Muchos adveran estas medidas y nos tachan de optimistas ilusos. Nos dicen que es poco realista hablar del control de armamentos o de la inversión social. Nos dicen que el mundo actual es demasiado peligroso para esos sueños. Pero la historia nos dice lo contrario. Siempre hemos rescatado la esperanza de las garras del desencanto. Los mejores momentos en la lucha por la paz siempre han nacido en épocas de incertidumbre y temor. Sucedió en Costa Rica, cuando abolimos el ejército con las heridas aún abiertas de una revolución. Sucedió en Pennsylvania, cuando Abraham Lincoln se dirigió a su pueblo en el campo de batalla de Gettysburg, y habló de esperanza en el futuro de los sobrevivientes, aún en medio de la Guerra Civil estadounidense. Sucedió en un Londres destrozado, en 1941, donde un grupo de espíritus valientes firmó una declaración de paz que sembró la semilla de las Naciones Unidas. Y sucedió en un sitio identificado sólo como “en algún lugar del mar”, cuando Churchill y Roosevelt se encontraron a bordo del U.S.S. Augusta, para firmar la Carta del Atlántico.

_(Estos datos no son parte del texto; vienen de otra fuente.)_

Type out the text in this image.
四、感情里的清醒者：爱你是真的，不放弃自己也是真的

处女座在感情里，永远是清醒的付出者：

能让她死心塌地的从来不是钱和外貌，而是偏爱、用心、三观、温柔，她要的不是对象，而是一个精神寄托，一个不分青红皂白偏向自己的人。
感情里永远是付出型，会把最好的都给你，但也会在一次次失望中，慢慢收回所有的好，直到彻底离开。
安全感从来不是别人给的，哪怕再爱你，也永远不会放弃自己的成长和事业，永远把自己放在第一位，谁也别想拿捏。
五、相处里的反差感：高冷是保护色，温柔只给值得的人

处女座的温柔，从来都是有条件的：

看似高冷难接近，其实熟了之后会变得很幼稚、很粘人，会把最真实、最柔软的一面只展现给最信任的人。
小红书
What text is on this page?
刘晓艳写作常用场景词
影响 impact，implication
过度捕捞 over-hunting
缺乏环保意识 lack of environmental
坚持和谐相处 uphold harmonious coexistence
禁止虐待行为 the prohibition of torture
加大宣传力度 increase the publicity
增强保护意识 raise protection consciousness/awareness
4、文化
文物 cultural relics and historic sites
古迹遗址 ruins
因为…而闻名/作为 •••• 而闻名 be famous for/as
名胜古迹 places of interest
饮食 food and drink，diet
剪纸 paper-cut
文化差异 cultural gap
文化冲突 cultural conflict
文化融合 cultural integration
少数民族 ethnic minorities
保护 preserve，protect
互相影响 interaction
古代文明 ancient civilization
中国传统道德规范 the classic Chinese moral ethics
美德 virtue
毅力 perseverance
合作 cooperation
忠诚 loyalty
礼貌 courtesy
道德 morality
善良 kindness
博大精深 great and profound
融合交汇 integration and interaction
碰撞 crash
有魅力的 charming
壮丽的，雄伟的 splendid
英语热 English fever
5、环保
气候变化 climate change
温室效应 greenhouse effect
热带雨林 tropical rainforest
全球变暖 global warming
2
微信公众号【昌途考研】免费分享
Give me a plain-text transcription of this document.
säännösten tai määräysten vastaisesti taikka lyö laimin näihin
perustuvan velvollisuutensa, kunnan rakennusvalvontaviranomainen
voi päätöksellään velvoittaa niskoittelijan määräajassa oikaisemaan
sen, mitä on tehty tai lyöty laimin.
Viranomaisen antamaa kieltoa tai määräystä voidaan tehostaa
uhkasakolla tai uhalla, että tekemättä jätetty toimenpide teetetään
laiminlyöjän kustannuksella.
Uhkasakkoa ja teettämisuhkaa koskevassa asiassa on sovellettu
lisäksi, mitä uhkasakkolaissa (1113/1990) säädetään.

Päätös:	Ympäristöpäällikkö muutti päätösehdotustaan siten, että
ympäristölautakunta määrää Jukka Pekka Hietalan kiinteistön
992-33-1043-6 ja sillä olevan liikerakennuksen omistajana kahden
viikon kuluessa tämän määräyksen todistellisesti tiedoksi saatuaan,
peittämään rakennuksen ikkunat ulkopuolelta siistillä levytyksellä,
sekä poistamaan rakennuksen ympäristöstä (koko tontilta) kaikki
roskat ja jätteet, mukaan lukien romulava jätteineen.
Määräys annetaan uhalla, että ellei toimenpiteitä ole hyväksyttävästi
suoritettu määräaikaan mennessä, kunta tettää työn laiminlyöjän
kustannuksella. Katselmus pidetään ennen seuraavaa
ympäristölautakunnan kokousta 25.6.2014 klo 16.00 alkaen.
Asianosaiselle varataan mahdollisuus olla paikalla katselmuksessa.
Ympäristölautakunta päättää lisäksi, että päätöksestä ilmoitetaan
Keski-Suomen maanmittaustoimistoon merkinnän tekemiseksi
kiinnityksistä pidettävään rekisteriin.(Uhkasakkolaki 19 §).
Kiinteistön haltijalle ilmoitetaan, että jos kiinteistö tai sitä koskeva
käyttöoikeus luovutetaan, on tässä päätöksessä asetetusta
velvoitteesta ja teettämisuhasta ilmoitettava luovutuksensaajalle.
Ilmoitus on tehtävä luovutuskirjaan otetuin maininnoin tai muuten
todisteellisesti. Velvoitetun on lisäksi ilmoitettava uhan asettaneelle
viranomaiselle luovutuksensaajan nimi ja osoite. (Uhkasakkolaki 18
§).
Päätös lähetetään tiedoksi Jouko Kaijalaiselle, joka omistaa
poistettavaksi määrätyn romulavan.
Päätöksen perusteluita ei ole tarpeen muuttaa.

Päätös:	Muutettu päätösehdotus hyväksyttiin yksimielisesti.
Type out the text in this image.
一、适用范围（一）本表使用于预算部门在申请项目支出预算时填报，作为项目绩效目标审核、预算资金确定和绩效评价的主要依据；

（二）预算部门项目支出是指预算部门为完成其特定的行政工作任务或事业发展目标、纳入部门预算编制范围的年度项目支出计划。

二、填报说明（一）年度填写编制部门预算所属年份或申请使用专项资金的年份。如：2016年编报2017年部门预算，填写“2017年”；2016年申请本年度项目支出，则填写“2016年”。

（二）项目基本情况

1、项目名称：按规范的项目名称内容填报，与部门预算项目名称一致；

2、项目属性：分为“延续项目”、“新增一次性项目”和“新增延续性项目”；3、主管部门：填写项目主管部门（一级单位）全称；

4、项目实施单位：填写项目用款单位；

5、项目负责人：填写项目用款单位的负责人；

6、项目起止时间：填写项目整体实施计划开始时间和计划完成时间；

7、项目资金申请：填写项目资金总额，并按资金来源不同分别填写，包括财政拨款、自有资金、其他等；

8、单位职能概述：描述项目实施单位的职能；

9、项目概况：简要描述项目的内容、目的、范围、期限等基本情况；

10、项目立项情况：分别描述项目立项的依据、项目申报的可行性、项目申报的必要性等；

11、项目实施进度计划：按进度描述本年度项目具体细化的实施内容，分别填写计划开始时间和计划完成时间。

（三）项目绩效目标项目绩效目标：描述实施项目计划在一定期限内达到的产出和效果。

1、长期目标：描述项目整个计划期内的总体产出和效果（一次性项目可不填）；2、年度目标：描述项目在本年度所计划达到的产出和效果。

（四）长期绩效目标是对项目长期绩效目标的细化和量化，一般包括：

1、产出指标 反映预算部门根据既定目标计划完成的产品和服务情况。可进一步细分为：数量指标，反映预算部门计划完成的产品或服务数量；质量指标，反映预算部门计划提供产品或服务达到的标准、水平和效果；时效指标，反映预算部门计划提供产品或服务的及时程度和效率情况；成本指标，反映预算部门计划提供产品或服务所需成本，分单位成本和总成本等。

En medio de la guerra, en medio del océano, prometieron “aligerar en los pueblos que aman la paz, el aplastante peso de los armamentos”.
Si no encaramos esta realidad con valor; si no escuchamos las palabras de quienes clamaron por la paz en medio de la guerra; si fracasamos en cumplir las promesas que nuestros países formularon a sus pueblos, defraudamos no sólo a nuestros niños, sino también a nuestros padres y abuelos. Defraudamos a las personas cuyo sacrificio en el campo de batalla pretendía acelerar el fin de ese sacrificio. Defraudamos a las personas que, con cortinas negras en sus ventanas y el sonido de la guerra en sus oídos, pronunciaron palabras de paz, y esperaron que esas palabras se convirtieran en realidades.
En esta hora precisa, en este mundo necesitado, no tenemos más promesas que formular. Sólo tenemos promesas que cumplir. Y el poder para hacerlo está en nuestras manos.